Tadi siang, setelah menyalami sahibulhajat, saya pun duduk. Ternyata kursi kosong di depan saya bertuliskan “tamu undangan”. Saya kemudian berdiri, memutar badan, melihat apa tulisan untuk kursi yang saya duduki. Ternyata nihil, tanpa tempelan. Namun kursi di sebelahnya bertuliskan “wali melati putri”. Hal itu saya ketahui setelah saya berpindah tempat duduk ke belakang.
Lalu secara acak saya menebar pandang. Ternyata sejumlah punggung kursi, pada bagian luarnya, ditempeli kertas. Hmmm… ini acara sunatan. Nama-nama dalam kertas tak saya kenal. Saya tahu masing-masing nama dari lima penghuni rumah yang berhajat.
Saya menduga, pegawai persewaan kursi dan tenda tak melepaskan tempelan itu. Lalu saya membatin, dalam hajatan penyewa sebelumnya berarti ada kursi kosong untuk orang yang tak diundang namun bertamu. Baik hati betul si penyewa sebelumnya itu. Ketika saya mengonfirmasikan stiker kepada ibu si tersunat, dia baru tahu ada tempelan itu dan tertawa.

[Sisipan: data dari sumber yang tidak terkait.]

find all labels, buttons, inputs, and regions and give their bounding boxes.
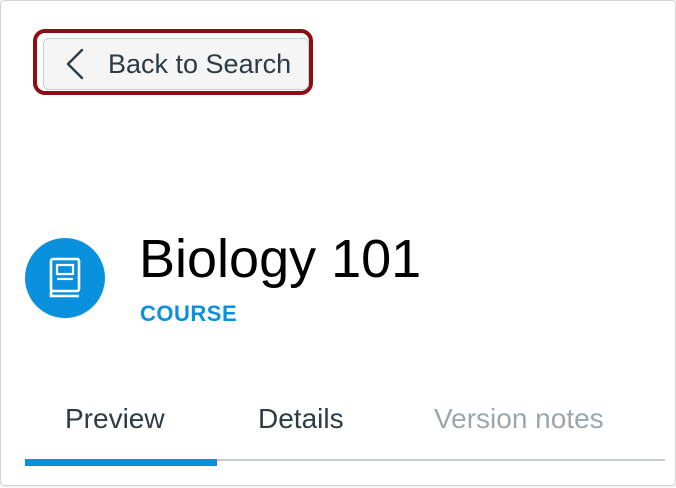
tab-bar: Preview Details Version notes bbox=[25, 393, 665, 467]
course-title: Biology 101 bbox=[139, 229, 422, 289]
book-icon bbox=[25, 238, 105, 318]
back-button-label: Back to Search bbox=[108, 48, 292, 79]
tab-version-notes[interactable]: Version notes bbox=[434, 393, 604, 445]
back-to-search-button[interactable]: Back to Search bbox=[43, 38, 309, 90]
detail-panel: Back to Search Biology 101 COURSE Previe… bbox=[0, 0, 676, 486]
tab-active-indicator bbox=[25, 459, 217, 466]
course-type-label: COURSE bbox=[140, 301, 238, 326]
tab-preview[interactable]: Preview bbox=[65, 393, 165, 445]
chevron-left-icon bbox=[66, 48, 84, 80]
tab-details[interactable]: Details bbox=[258, 393, 344, 445]
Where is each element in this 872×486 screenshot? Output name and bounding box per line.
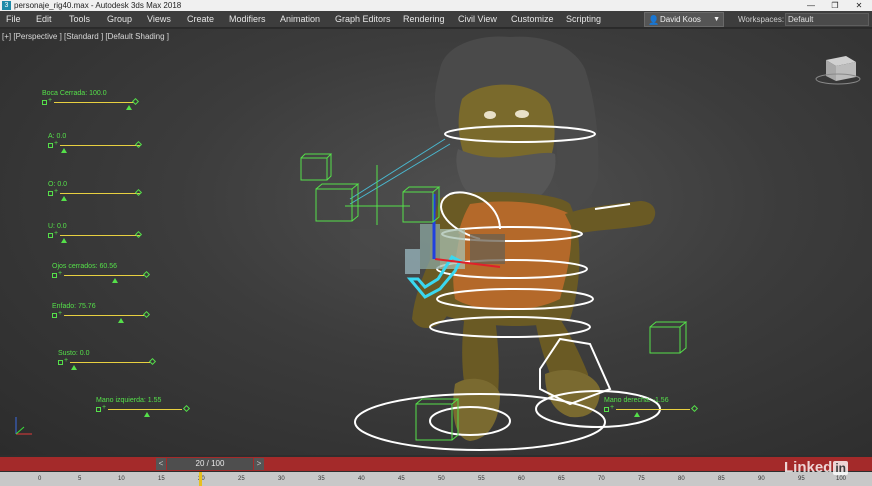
slider-reset-box[interactable] xyxy=(42,100,47,105)
chevron-down-icon: ▼ xyxy=(713,16,720,23)
restore-icon[interactable]: ❐ xyxy=(822,0,848,11)
tick-label: 40 xyxy=(358,476,365,482)
minimize-icon[interactable]: — xyxy=(798,0,824,11)
tick-label: 45 xyxy=(398,476,405,482)
tick-label: 90 xyxy=(758,476,765,482)
tick-label: 35 xyxy=(318,476,325,482)
current-frame-marker xyxy=(199,472,202,486)
menu-views[interactable]: Views xyxy=(147,11,171,28)
menu-rendering[interactable]: Rendering xyxy=(403,11,445,28)
tick-label: 100 xyxy=(836,476,847,482)
slider-track[interactable] xyxy=(70,362,150,363)
3ds-max-icon: 3 xyxy=(2,1,11,10)
track-bar-ruler[interactable]: 0 5 10 15 20 25 30 35 40 45 50 55 60 65 … xyxy=(0,472,872,486)
time-slider-bar: < 20 / 100 > 0 5 10 15 20 25 30 35 40 45… xyxy=(0,455,872,486)
slider-reset-box[interactable] xyxy=(52,273,57,278)
slider-label: U: 0.0 xyxy=(48,223,67,230)
user-icon: 👤 xyxy=(648,15,660,25)
menu-bar: File Edit Tools Group Views Create Modif… xyxy=(0,11,872,28)
slider-label: Enfado: 75.76 xyxy=(52,303,96,310)
time-slider-track[interactable] xyxy=(0,457,872,471)
perspective-viewport[interactable]: [+] [Perspective ] [Standard ] [Default … xyxy=(0,29,872,455)
app-window: 3 personaje_rig40.max - Autodesk 3ds Max… xyxy=(0,0,872,486)
slider-label: Ojos cerrados: 60.56 xyxy=(52,263,117,270)
slider-handle[interactable] xyxy=(61,196,67,201)
slider-track[interactable] xyxy=(64,275,144,276)
menu-create[interactable]: Create xyxy=(187,11,214,28)
slider-track[interactable] xyxy=(60,235,140,236)
menu-file[interactable]: File xyxy=(6,11,21,28)
tick-label: 10 xyxy=(118,476,125,482)
tick-label: 80 xyxy=(678,476,685,482)
tick-label: 50 xyxy=(438,476,445,482)
slider-reset-box[interactable] xyxy=(58,360,63,365)
slider-track[interactable] xyxy=(54,102,134,103)
window-title: personaje_rig40.max - Autodesk 3ds Max 2… xyxy=(14,1,182,10)
watermark-badge: in xyxy=(833,461,849,475)
menu-graph-editors[interactable]: Graph Editors xyxy=(335,11,391,28)
slider-reset-box[interactable] xyxy=(48,233,53,238)
slider-handle[interactable] xyxy=(61,148,67,153)
menu-tools[interactable]: Tools xyxy=(69,11,90,28)
slider-handle[interactable] xyxy=(71,365,77,370)
slider-label: Mano izquierda: 1.55 xyxy=(96,397,162,404)
time-slider-handle[interactable]: 20 / 100 xyxy=(167,458,253,470)
character-scene xyxy=(15,36,861,451)
slider-reset-box[interactable] xyxy=(96,407,101,412)
prev-frame-button[interactable]: < xyxy=(156,458,166,470)
slider-label: Susto: 0.0 xyxy=(58,350,90,357)
workspace-select[interactable]: Default xyxy=(785,13,869,26)
tick-label: 65 xyxy=(558,476,565,482)
tick-label: 5 xyxy=(78,476,82,482)
slider-handle[interactable] xyxy=(118,318,124,323)
slider-track[interactable] xyxy=(108,409,182,410)
axis-tripod-icon xyxy=(15,417,32,435)
slider-reset-box[interactable] xyxy=(48,143,53,148)
view-cube-icon xyxy=(815,56,861,85)
viewport-label[interactable]: [+] [Perspective ] [Standard ] [Default … xyxy=(2,32,169,41)
tick-label: 95 xyxy=(798,476,805,482)
slider-handle[interactable] xyxy=(61,238,67,243)
tick-label: 25 xyxy=(238,476,245,482)
tick-label: 30 xyxy=(278,476,285,482)
menu-customize[interactable]: Customize xyxy=(511,11,554,28)
menu-civil-view[interactable]: Civil View xyxy=(458,11,497,28)
linkedin-watermark: Linked in xyxy=(784,459,849,476)
slider-label: A: 0.0 xyxy=(48,133,67,140)
user-name: David Koos xyxy=(660,15,701,24)
slider-reset-box[interactable] xyxy=(52,313,57,318)
slider-reset-box[interactable] xyxy=(604,407,609,412)
tick-label: 85 xyxy=(718,476,725,482)
slider-label: Boca Cerrada: 100.0 xyxy=(42,90,107,97)
slider-handle[interactable] xyxy=(144,412,150,417)
slider-handle[interactable] xyxy=(126,105,132,110)
next-frame-button[interactable]: > xyxy=(254,458,264,470)
tick-label: 75 xyxy=(638,476,645,482)
slider-track[interactable] xyxy=(616,409,690,410)
slider-reset-box[interactable] xyxy=(48,191,53,196)
slider-track[interactable] xyxy=(64,315,144,316)
slider-label: O: 0.0 xyxy=(48,181,68,188)
menu-animation[interactable]: Animation xyxy=(280,11,320,28)
title-bar: 3 personaje_rig40.max - Autodesk 3ds Max… xyxy=(0,0,872,11)
tick-label: 60 xyxy=(518,476,525,482)
menu-edit[interactable]: Edit xyxy=(36,11,52,28)
close-icon[interactable]: ✕ xyxy=(846,0,872,11)
slider-handle[interactable] xyxy=(112,278,118,283)
menu-group[interactable]: Group xyxy=(107,11,132,28)
tick-label: 0 xyxy=(38,476,42,482)
slider-handle[interactable] xyxy=(634,412,640,417)
watermark-text: Linked xyxy=(784,459,833,476)
slider-track[interactable] xyxy=(60,145,140,146)
tick-label: 15 xyxy=(158,476,165,482)
user-account-dropdown[interactable]: 👤 David Koos ▼ xyxy=(644,12,724,27)
workspaces-label: Workspaces: xyxy=(738,15,785,24)
menu-scripting[interactable]: Scripting xyxy=(566,11,601,28)
tick-label: 70 xyxy=(598,476,605,482)
menu-modifiers[interactable]: Modifiers xyxy=(229,11,266,28)
tick-label: 55 xyxy=(478,476,485,482)
slider-track[interactable] xyxy=(60,193,140,194)
slider-label: Mano derecha: -1.56 xyxy=(604,397,669,404)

Maka saya pun mencoba mengingat pernahkah menjadi tamu tak diundang dalam arti harfiah untuk hajatan. Oh, belum. Tetapi saya tahu, dulu ada sejumlah reporter yang bersungut-sungut ketika ditugasi meliput akad nikah, pemberkatan nikah, bahkan resepsi pernikahan seleb.
“Nggak diundang kok nongol. Malu,” kata salah seorang. “Apalagi ketemu orang yang diundang,” kata yang lain.
Kalau tamu tak diundang dalam arti kiasan, kita tahu. Lebih tak menyenangkan artinya. Mungkin mantan kekasih yang tak diundang tetapi mendatangi resepsi pernikahan pasangan lain untuk mengacau termasuk jenis ini.
Dari orang katering dan kerabat yang pernah menjadi bagian keamanan panitia pernikahan, saya mendapat cerita bahwa tamu tak diundang selalu ada, malah katanya ada yang sampai dihafal satpam gedung. Bermodal baju batik, ada yang berpasangan, mereka ingin makan gratis, bahkan ada yang memasukkan makanan ke dalam tas.
Saya juga dapat cerita ada yang menyusup ke dapur. Berlagak sebagainya panitia. Mengatur agar ada pengantaran ke sudut tertentu.
Moral kisah? Selain ada orang yang cenderung kurang suka memenuhi undangan pesta, ada pula yang sangat bersemangat sebagai relawan pencicip hidangan tanpa diundang, bahkan mengenal yang punya acara pun tidak.
Hanya untuk makan? Ah tetapi mereka kan sudah memasukkan amplop sumbangan? Berarti sudah bayar kupon all-you-can-eat.
4 Comments
Sudah memasukkan amplop sumbangan? Berani taruhan, itu amplop kosong, atau diisi kertas agar terlihat seperti berisi uang.😁
Oh ada yang gitu? Jiannn 🙈
Lha kalau mbludhus kan maunya gratis, tidak keluar duit. Sama dengan mereka yang nggabrul semprul itu.